King Charles III – adapted from a successful stage play – depicted the monarchy after the Queen’s death, with the Prince of Wales succeeding his mother but sparking a constitutional crisis.
The one-off drama, on BBC2, featured the ghost of Diana and portrayed the Duchess of Cambridge as a ‘schemer’.
The Daily Mail’s Christopher Stevens awarded King Charles III zero stars.
He called the drama ‘puerile fantasy’, described the plot as ‘ludicrous’ and added that ‘in the entire 90 minutes there wasn’t a word of sense’.
He said that ‘much of it was grindingly dull claptrap’, criticised the ‘phony Shakespearean verse’ and concluded: “Shameful, vile, pathetic tosh.”
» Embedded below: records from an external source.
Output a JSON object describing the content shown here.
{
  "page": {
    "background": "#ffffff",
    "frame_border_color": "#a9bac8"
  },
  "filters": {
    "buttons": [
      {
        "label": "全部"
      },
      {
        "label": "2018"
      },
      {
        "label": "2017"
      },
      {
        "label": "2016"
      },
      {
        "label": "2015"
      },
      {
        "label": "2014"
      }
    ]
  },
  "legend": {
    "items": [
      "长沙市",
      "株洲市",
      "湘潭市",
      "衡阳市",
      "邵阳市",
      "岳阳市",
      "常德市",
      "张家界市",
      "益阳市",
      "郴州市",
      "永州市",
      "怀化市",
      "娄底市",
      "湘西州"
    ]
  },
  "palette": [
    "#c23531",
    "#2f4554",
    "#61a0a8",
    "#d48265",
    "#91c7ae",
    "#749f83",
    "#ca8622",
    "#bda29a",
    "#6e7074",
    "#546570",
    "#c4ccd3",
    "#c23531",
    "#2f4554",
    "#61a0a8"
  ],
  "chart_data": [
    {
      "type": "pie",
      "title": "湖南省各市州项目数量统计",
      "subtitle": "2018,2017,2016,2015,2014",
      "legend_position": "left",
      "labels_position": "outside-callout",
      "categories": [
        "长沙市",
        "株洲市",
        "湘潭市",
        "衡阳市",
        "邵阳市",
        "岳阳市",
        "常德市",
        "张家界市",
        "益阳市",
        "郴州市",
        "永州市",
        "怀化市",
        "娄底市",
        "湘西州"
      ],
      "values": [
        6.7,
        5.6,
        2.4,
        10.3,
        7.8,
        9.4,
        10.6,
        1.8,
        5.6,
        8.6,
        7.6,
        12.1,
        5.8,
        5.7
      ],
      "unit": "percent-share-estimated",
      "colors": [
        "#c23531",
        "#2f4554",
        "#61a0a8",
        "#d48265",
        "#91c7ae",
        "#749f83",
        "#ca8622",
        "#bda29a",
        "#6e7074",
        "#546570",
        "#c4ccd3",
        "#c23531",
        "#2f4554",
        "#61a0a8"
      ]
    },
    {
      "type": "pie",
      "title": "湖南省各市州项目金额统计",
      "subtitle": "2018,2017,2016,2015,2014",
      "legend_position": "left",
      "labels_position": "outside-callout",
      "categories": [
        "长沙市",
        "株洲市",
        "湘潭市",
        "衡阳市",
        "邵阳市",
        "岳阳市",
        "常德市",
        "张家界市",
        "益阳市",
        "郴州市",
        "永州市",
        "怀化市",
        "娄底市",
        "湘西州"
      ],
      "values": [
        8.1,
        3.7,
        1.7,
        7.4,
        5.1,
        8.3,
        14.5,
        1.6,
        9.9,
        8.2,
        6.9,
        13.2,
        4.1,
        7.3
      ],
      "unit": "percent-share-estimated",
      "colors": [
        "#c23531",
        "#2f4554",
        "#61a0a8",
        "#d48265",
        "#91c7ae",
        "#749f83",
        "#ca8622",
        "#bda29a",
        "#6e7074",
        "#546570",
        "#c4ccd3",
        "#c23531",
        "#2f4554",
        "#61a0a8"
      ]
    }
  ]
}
The Sun’s Andy Halls gave it two stars, writing: “This wasn’t a drama, it was a comedy. Not a good one.”
He added: “It felt as if the actors had been chosen more for their likeness to their character than their ability to play the part.”
But The Telegraph called King Charles III ‘majestic, unmissable drama’ and showered it with five stars.
The newspaper’s Jasper Rees branded it ‘pure televisual gelignite’ and added: “It may never be possible to view the Duchess of Cambridge in quite the same light, with Charlotte Riley riveting as a dark-eyed schemer goading her husband to patricidal treachery.”
The Guardian’s Sam Wollaston was also impressed, saying that there were ‘some fine displays of acting’ and that the late Tim Pigott-Smith, in one of his final appearances on screen, was ‘mesmerising as Charles’.
For the most part, it is ”a spot-on political thriller that gains in momentum, tapping into phone hacking, asking questions about the role of the anachronism that is the royal family in the 21st century and about the importance of public image and popularity along the way”, he wrote.
Viewers on social media called for Pigott-Smith to be awarded a Bafta for the performance while the show’s creators dedicated the programme to him in the final credits.
But several fans disapproved of the scenes of Diana’s ghost.